In contrast, the recovery phase was observed patterns of increased connectivity between the FPN, DAN, and SN. Specifically, increases in FrontoParietal.LPFC (R) and DorsalAttention.IPS (R), FrontoParietal.LPFC (L) and Salience.RPFC (R), and Salience.ACC and FrontoParietal.LPFC (R) connectivity were observed. This may reflect the gradual recovery of cognitive and emotional control after stress induction [21]. Additionally, increases in Salience.AInsula (R)-Salience.RPFC (L), Salience.RPFC (R)-DorsalAttention.IPS (R), and Salience.AInsula (L)-Frontoparietal. LPFC (L) connectivity were observed, indicating the activation of functions related to autonomous regulation and emotional control during recovery [22].
Collectively, these results suggest that different neural networks play prominent roles in the stress induction and recovery phases. While functional connectivity increases in the FPN, DAN, and SN, which are responsible for attention and cognitive regulation during stress induction, the recovery phase is characterized by interactions between the SN and FPN, which are related to emotional and autonomic regulation [20]. During recovery, a marked increase was observed in connectivity between the insula and RPFC within the SN, which could signify the activation of emotional regulation and self-control processes after stress [23,24].
Thus, our findings are significant because they demonstrate that brain networks are reconstructed differently during stress response and recovery. Moreover, persistent activation of the SN was observed during the recovery phase in the chronic stress group, suggesting that these individuals might continuously maintain a state of alertness [18].
This study has several limitations. First, it was conducted on a relatively small sample of young adults (n = 36), which limits the generalizability of the findings to other age groups or clinical populations. Second, the study focused solely on a chronic stress group and did not include a healthy control group. Future studies should include comparative analysis with controls to better understand the specific effects of chronic stress on functional connectivity. Third, the analysis relied exclusively on fMRI-based neural indicators without incorporating behavioral or physiological measures such as cortisol, heart rate variability, or subjective stress ratings. Fourth, this study focused only on static functional connectivity and did not explore dynamic changes in network interactions over time.
This study compared changes in functional connectivity between the stress induction and recovery phases in individuals with chronic stress. The results provide foundational insights into the neural adaptation mechanisms associated with chronic stress and suggest the potential of functional connectivity changes as biomarkers for the early detection of psychiatric disorders. Notably, the sustained connectivity observed in specific networks (e.g., the salience network) even during the recovery phase may reflect reduced stress resilience or persistent hypervigilance. These findings could be applied to mental health assessment and the development of intervention strategies.

5. Conclusions

This study compared functional connectivity between the stress induction and recovery phases in individuals with chronic stress. During the stress phase, connectivity increased in the salience, dorsal attention, and frontoparietal networks. In the recovery phase, connectivity between the default mode network and the frontoparietal network increased. Notably, the salience network maintained high connectivity even during recovery, suggesting persistent hypervigilance following stress exposure in chronic stress individuals. These findings highlight the potential long-term impact of chronic stress on the reconfiguration of brain networks.

Author Contributions

Conceptualization, J.K. and M.-H.C.; methodology, J.K. and M.-H.C.; software, J.K. and M.-H.C.; validation, J.K. and M.-H.C.; formal analysis, M.-H.C.; investigation, J.K. and M.-H.C.; resources, M.-H.C.; data curation, J.K. and M.-H.C.; writing—original draft preparation, J.K. and M.-H.C.; visualization, M.-H.C.; supervision, M.-H.C.; project administration, M.-H.C.; funding acquisition, M.-H.C. All authors have read and agreed to the published version of the manuscript.

Funding

This paper was supported by Konkuk University in 2025.
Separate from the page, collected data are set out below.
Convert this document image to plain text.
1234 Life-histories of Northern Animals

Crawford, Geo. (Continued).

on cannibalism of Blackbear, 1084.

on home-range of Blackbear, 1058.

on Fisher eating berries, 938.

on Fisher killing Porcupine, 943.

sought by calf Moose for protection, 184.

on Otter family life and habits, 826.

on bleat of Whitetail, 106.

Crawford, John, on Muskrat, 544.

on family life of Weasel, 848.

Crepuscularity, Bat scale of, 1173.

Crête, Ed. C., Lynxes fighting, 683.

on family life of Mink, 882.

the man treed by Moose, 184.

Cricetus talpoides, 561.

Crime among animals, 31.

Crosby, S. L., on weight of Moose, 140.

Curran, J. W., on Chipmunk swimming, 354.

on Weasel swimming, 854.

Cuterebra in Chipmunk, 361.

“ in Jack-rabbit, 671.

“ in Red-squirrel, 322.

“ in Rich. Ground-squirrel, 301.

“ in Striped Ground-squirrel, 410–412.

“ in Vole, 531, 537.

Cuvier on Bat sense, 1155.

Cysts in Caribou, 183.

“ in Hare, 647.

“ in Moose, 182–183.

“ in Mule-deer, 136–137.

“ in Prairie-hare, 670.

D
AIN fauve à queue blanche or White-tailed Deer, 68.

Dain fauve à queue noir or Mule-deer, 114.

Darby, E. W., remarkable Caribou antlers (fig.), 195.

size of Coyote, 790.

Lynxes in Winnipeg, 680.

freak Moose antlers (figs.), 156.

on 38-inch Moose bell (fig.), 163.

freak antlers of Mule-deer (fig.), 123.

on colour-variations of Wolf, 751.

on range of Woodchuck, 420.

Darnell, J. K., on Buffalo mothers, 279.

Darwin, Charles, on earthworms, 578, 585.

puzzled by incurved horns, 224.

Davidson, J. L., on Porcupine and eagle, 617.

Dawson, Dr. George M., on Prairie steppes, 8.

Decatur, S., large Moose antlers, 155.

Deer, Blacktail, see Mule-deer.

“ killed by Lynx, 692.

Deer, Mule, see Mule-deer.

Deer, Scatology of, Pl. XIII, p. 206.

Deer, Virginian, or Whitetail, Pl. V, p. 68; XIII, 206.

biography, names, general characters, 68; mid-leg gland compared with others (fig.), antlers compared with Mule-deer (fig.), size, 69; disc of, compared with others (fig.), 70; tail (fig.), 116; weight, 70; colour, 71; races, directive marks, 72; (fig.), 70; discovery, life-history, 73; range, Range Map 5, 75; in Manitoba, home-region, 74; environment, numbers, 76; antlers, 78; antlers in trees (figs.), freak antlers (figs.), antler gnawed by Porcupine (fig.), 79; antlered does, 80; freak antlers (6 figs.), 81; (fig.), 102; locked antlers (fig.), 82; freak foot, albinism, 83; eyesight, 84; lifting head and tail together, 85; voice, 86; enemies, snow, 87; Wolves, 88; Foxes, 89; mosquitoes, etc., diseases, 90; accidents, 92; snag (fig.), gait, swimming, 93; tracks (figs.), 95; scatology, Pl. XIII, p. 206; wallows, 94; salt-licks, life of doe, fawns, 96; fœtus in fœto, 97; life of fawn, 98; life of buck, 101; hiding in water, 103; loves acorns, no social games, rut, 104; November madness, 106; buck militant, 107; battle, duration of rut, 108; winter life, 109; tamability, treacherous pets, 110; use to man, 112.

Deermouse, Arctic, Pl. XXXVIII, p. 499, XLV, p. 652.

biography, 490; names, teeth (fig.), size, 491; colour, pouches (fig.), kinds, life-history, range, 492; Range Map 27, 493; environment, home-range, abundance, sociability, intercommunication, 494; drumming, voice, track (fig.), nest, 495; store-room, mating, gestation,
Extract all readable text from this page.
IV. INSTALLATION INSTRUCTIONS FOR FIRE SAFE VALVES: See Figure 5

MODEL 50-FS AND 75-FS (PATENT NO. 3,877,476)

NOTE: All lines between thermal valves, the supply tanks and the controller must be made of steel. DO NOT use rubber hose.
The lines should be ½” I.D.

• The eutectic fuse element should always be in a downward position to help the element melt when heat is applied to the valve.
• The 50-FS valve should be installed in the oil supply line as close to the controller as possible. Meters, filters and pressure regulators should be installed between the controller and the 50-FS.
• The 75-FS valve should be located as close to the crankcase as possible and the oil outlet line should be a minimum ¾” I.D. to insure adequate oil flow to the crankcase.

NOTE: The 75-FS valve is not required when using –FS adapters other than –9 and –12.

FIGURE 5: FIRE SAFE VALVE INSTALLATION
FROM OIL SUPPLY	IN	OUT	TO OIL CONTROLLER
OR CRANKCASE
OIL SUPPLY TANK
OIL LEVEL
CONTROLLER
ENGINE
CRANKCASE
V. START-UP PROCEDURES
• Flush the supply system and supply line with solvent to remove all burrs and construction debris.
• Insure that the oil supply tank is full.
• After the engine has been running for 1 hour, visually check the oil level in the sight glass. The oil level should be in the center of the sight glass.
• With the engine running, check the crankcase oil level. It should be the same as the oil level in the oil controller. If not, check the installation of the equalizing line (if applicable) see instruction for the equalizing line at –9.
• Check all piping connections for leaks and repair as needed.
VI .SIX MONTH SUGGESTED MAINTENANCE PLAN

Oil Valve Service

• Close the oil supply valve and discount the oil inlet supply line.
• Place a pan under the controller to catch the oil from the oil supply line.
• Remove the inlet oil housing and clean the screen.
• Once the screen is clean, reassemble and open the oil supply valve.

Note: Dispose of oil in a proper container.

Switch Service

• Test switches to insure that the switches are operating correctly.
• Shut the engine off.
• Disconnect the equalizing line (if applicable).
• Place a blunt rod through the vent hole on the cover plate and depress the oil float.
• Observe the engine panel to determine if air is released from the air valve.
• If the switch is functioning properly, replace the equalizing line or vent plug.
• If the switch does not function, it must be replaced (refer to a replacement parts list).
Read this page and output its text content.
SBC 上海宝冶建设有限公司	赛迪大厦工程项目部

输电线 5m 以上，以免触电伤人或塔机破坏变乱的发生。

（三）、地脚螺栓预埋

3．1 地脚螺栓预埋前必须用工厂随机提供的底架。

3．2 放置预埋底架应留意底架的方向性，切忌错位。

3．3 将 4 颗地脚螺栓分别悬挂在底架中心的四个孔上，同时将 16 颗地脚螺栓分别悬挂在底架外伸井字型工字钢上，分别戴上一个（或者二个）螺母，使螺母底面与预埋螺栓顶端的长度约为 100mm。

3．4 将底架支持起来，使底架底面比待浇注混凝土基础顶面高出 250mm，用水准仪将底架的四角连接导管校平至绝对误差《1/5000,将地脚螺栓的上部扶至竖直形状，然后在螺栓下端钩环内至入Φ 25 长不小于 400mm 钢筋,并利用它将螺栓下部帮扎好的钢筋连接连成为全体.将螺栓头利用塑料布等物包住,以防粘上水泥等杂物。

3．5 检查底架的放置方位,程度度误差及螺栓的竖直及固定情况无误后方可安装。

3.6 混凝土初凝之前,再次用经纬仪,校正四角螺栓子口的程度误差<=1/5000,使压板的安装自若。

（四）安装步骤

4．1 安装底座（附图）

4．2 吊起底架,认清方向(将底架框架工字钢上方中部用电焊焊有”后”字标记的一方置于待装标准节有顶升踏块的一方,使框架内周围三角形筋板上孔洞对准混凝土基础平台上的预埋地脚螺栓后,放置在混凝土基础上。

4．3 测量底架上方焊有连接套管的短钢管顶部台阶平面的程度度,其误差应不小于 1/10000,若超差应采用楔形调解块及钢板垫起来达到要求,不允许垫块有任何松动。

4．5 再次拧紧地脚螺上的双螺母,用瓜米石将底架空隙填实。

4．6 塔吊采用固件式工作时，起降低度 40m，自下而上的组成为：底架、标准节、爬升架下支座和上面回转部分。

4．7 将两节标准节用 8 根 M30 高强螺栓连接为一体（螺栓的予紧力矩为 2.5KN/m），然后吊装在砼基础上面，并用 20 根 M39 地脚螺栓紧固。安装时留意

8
Institutional Review Board Statement

The study was conducted in accordance with the Declaration of Helsinki, and approved by the Institutional Review Board of Konkuk University (IRB number: 7001355-202010-HR-405, approval date: 16 October 2022).

Informed Consent Statement

Informed consent was obtained from all subjects involved in the study.

Data Availability Statement

The data presented in this study are available on request from the corresponding author due to Privacy Protection and Research Ethics.

Acknowledgments

This paper was supported by Konkuk University in 2025.

Conflicts of Interest

The authors declare no conflicts of interest.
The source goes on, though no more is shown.